3/28/2016 - 12:05 PM

Comprehensions in Python the Jedi way

Rendered
Source

Comprehensions in Python the Jedi way

Beautiful is better than ugly. Explicit is better than implicit.

I frequently deal with collections of things in the programs I write. Collections of droids, jedis, planets, lightsabers, starfighters, etc. When programming in Python, these collections of things are usually represented as lists, sets and dictionaries. Oftentimes, what I want to do with collections is to transform them in various ways. Comprehensions is a powerful syntax for doing just that. I use them extensively, and it's one of the things that keep me coming back to Python. Let me show you a few examples of the incredible usefulness of comprehensions.

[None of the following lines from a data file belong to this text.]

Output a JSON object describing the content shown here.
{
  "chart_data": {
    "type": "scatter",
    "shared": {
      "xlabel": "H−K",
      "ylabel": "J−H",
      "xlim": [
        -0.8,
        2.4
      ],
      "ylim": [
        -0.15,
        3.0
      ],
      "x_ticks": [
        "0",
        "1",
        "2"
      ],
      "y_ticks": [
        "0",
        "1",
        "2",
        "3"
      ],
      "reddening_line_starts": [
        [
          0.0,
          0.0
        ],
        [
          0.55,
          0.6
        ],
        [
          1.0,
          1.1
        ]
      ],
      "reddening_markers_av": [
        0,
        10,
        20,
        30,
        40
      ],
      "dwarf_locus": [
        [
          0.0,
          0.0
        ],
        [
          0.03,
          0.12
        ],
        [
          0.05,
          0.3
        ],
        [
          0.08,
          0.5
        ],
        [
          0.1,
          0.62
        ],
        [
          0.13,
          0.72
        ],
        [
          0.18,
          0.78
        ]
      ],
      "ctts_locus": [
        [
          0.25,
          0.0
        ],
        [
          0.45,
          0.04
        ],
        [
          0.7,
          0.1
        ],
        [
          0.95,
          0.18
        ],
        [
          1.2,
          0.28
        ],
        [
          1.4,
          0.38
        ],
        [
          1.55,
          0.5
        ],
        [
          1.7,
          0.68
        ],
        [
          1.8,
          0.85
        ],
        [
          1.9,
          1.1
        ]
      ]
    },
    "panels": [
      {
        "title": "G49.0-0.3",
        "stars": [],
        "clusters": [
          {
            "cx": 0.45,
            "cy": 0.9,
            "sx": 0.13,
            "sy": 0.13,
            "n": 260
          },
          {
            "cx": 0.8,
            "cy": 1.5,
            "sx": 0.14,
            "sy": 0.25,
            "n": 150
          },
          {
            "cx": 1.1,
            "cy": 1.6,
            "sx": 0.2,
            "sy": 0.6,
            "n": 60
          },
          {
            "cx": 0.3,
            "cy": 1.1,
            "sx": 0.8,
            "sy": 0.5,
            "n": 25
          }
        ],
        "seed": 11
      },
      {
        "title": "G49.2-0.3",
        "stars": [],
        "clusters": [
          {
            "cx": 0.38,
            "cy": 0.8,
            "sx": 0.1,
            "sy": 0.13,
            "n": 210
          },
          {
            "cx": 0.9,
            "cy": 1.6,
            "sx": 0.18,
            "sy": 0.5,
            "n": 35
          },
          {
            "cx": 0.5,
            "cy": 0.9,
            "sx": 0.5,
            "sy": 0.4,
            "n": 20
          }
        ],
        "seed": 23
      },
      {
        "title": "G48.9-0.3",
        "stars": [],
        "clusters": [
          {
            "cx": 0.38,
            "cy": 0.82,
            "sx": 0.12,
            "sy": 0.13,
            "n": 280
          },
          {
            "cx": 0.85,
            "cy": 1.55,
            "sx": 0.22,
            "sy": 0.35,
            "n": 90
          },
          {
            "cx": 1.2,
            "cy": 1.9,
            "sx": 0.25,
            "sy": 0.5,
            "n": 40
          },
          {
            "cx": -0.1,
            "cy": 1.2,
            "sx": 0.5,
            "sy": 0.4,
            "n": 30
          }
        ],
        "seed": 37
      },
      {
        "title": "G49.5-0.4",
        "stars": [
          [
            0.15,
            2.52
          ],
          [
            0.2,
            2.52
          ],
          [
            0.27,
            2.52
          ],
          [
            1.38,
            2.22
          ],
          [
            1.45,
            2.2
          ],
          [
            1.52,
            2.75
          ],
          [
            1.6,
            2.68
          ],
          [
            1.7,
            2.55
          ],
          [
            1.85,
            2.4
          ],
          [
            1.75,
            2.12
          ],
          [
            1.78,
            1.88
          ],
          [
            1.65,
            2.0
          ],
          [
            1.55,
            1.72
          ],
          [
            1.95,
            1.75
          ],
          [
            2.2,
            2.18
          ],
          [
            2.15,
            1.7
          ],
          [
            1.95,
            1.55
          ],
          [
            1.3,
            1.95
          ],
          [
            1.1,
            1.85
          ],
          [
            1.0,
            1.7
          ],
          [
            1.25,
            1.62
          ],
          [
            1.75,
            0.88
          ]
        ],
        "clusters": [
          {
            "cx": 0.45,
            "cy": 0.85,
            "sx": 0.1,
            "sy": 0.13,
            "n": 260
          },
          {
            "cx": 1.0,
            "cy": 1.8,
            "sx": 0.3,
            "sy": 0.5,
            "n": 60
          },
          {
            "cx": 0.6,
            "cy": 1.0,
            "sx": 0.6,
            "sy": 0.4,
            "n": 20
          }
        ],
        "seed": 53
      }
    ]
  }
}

All of the tasks presented in the examples can be accomplished with the extensive standard library available in Python. These solutions would arguably be more terse and efficient in some cases. I don't have anything against the standard library. To me there is a certain elegance and beauty in the explicit nature of comprehensions. Everything you need to know is right there in the code in a concise and readable form – no need to dig through the docs.

Note: I'm using Python 3.5. List, set, and dictionary comprehensions are available in Python 2.7 and above, but the functions and syntax used in the examples might not be available/valid for other versions of Python.

Bleeps and bloops

We are trying to have a meaningful conversation with R2-D2, but he just bleeps and bloops in a seemingly random pattern. After scratching our head for a while, we start jotting down the sequence of bleeps 0 and bloops 1:

bbs = '01110011001000000110111001101111001000000010000001101001001000000111001101101110001000000110010100100000001000000110100000100000001000000110010100100000011100100010000000100000011100000110110100100000011011110010000001100011'

Hmm. That looks interesting. Maybe it's octets of bits denoting ASCII characters? Let's try splitting up the bit string into octets.

Using an imperative approach that might look something like this:

octets = []
for i in range(0, len(bbs), 8):
  octets.append(bbs[i:i+8])

First initialize a new list. For every 8th index in the string we slice a string of length 8 and append it to the list of octets.

Can we do better than this? Of course we can! Take a look at this functional approach:

octets = list(map(lambda i: bbs[i:i+8], range(0, len(bbs), 8)))

We map the indexes of the octets to a lambda function that return an octet starting at that index. The map function returns an iterable which we turn into a list with the list function. This is slightly more concise than the imperative approach, but arguably less readable.

We decide to ask master Yoda for advice. He suggests the following:

octets = [bbs[i:i+8] for i in range(0, len(bbs), 8)]

Wait, is that the force? Nope, that right there is a comprehension. A list comprehension to be more exact.

The brackets [] indicate that we are making a new list. Inside the brackets we first have an expression: bbs[i:i+8]. Next up is a for clause: for i in range(0, len(bbs), 8). The for clause defines the iterator that we use as a basis for our new list, and the initial expression defines the resulting element in the new list.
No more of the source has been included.